Two years ago, a Globe and Mail investigation detailed how one prominent real estate speculator had millions of dollars flow through his personal bank accounts or those of his companies as he flipped more than two dozen properties in and around Vancouver during the five years prior. In these transactions, he and his companies became the hidden – the legal term is “beneficial” – owners of certain properties, even though absentee foreign clients bankrolled everything from the down payment and mortgage payments to property-related taxes and other expenses. The homes and mortgages were registered in the names of his clients, their companies or spouses.
The financing his companies received from those clients came in the form of loans that were not taxable, and that fell within what’s known as “shadow banking” – an unregulated system that has exploded in popularity in China and appears to have gained a toehold in Canada.

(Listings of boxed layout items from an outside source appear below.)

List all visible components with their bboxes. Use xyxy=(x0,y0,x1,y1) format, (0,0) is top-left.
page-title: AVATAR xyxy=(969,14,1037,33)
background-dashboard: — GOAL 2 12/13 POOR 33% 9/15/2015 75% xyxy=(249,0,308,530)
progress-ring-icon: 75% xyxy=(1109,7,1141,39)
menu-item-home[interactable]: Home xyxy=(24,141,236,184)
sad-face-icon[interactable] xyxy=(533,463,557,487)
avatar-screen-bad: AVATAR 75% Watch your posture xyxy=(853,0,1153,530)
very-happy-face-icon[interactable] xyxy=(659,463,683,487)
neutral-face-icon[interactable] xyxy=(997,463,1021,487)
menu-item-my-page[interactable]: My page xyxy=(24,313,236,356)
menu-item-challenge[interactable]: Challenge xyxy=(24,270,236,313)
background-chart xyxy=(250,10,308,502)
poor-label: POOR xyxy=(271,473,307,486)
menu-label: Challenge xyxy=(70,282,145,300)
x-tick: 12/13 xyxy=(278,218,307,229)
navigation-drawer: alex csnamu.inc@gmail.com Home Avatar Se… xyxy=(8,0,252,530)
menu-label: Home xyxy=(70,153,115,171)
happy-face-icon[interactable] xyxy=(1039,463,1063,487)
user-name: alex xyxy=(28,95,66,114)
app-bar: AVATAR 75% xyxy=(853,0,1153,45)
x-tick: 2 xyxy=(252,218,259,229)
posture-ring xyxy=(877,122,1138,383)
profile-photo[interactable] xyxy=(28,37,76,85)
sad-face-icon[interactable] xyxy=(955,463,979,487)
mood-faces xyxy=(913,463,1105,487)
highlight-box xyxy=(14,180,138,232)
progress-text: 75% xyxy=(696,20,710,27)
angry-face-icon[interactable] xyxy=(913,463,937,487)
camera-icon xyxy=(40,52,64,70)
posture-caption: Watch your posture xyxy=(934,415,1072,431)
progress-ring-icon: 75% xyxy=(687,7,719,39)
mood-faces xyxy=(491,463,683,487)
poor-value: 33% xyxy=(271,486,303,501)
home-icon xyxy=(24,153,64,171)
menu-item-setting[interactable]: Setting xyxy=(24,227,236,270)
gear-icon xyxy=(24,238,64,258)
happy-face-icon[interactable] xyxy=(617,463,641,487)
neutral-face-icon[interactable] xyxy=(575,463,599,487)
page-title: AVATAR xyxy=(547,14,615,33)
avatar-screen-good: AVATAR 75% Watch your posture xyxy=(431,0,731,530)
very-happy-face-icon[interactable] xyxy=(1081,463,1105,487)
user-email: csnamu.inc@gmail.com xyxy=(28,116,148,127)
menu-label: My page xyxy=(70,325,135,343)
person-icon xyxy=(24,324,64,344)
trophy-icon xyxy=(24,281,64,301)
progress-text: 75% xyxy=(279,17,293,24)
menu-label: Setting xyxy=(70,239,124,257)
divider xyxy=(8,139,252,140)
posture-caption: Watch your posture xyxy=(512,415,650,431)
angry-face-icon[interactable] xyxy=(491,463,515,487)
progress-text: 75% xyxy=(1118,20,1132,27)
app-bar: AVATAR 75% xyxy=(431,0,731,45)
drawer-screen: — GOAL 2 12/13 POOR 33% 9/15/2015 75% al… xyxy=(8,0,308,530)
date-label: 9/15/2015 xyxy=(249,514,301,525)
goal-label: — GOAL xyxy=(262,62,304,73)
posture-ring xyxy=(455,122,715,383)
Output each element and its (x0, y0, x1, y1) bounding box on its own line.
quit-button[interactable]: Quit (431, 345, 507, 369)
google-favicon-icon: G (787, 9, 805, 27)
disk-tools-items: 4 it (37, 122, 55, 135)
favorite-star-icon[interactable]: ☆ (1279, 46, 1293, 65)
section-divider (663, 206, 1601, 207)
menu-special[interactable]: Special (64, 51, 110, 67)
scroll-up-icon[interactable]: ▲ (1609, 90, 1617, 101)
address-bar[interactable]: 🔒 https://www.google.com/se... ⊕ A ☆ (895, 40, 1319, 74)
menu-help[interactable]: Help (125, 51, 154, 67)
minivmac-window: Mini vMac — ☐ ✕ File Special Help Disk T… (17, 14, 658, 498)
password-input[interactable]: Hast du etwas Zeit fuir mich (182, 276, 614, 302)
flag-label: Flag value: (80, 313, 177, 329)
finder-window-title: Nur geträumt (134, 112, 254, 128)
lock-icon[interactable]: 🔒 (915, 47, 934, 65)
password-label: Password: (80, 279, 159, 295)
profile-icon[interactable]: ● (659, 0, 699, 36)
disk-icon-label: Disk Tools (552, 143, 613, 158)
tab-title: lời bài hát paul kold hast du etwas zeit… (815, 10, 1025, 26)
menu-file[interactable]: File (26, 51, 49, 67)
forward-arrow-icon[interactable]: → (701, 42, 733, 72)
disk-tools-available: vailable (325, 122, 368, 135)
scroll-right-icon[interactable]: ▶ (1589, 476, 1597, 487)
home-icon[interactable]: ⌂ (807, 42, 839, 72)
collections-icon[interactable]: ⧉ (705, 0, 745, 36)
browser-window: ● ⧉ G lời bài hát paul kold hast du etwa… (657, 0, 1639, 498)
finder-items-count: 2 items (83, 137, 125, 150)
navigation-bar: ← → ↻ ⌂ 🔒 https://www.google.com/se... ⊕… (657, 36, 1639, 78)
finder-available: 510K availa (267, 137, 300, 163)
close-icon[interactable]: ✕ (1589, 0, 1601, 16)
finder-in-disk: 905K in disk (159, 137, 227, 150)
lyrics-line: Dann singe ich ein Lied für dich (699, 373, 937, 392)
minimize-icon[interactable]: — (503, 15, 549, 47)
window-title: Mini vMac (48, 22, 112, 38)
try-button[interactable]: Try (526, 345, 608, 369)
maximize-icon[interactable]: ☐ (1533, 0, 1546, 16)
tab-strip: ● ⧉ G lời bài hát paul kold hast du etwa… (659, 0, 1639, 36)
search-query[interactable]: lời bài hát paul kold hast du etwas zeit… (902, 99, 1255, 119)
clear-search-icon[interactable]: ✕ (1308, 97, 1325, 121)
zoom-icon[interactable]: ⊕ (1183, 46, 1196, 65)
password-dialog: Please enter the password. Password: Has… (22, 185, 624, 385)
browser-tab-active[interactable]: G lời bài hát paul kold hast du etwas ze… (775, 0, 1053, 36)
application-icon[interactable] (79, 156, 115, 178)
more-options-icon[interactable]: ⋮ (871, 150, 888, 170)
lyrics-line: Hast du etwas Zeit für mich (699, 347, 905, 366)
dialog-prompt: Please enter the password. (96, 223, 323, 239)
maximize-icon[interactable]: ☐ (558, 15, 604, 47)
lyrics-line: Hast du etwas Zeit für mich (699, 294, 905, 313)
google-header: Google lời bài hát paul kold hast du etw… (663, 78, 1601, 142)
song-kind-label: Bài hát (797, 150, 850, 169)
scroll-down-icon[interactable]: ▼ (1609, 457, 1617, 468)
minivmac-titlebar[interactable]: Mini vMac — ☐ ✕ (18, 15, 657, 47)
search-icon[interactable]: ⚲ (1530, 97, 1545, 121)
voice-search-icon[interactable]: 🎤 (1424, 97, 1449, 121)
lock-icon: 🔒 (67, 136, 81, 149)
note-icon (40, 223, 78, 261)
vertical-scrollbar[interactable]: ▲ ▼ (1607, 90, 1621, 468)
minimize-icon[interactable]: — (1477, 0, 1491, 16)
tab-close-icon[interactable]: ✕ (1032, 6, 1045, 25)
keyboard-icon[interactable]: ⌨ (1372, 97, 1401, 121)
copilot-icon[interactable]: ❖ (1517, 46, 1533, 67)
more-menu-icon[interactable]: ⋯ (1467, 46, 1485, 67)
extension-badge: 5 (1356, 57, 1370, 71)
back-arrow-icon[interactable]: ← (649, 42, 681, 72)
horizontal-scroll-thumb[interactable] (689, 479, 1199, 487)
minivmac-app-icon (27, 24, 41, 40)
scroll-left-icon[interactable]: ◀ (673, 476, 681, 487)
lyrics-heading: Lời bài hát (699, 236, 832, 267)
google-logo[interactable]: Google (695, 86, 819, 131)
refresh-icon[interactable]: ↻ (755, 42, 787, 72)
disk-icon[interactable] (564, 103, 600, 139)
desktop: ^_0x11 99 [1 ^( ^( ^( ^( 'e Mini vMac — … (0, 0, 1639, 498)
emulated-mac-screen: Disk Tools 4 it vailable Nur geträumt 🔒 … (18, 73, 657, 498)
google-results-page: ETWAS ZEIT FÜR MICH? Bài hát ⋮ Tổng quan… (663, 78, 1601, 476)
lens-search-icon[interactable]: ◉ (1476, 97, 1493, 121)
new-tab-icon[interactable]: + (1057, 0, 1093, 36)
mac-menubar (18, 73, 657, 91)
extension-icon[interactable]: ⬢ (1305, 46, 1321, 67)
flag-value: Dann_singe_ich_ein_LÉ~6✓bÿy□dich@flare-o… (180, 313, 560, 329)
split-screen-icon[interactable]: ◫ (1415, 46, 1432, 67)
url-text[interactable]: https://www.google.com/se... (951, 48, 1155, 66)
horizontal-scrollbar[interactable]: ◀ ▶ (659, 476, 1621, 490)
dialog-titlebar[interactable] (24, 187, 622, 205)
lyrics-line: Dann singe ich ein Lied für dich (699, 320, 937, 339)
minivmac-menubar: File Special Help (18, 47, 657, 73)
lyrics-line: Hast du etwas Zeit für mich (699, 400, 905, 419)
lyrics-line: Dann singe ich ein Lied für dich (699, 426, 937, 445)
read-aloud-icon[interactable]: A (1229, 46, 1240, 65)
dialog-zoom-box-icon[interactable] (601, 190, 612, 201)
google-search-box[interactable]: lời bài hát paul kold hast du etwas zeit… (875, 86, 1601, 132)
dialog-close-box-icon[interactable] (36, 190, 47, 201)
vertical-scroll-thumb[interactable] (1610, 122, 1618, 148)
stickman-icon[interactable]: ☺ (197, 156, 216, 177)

Such “peer-to-peer” loans, as they are also called, sidestep banks entirely and promise lenders significantly higher returns than they can get elsewhere.
On Wednesday, Denis Meunier, former deputy director of FinTRAC, the federal agency that analyzes money laundering, praised the new rules, but said the province must issue harsh penalties for providing false information in such an inflated property market.
“Think like a criminal: If you’re sitting on a $2-million property and someone [incorrectly] certifies who the beneficial owner is and the fine is $5,000, do you really care?” Mr. Meunier said. “If you’re that rich, you’ll pay the $5,000.
“It needs to be an incentive that exceeds the cost of doing business and, to me, that includes jail time.”
Ron Usher, a lawyer and member of the independent panel that guided B.C.'s overhaul of how it regulated real estate, said the new rules could help shed more light on how global capital flows into the province’s various real estate markets. However, he said the provincial government currently has no way to get similar information from property sellers, which represent a concerning backlog.
“How does all this money get into this system? That’s just part of the overall general concern people have,” said Mr. Usher, who also acts as counsel to the Society of Notaries Public of British Columbia.
He added that the it was curious B.C. made the changes now considering the government is still in consultations as to how it will create a new, publicly accessible registry of who owns real estate in the province.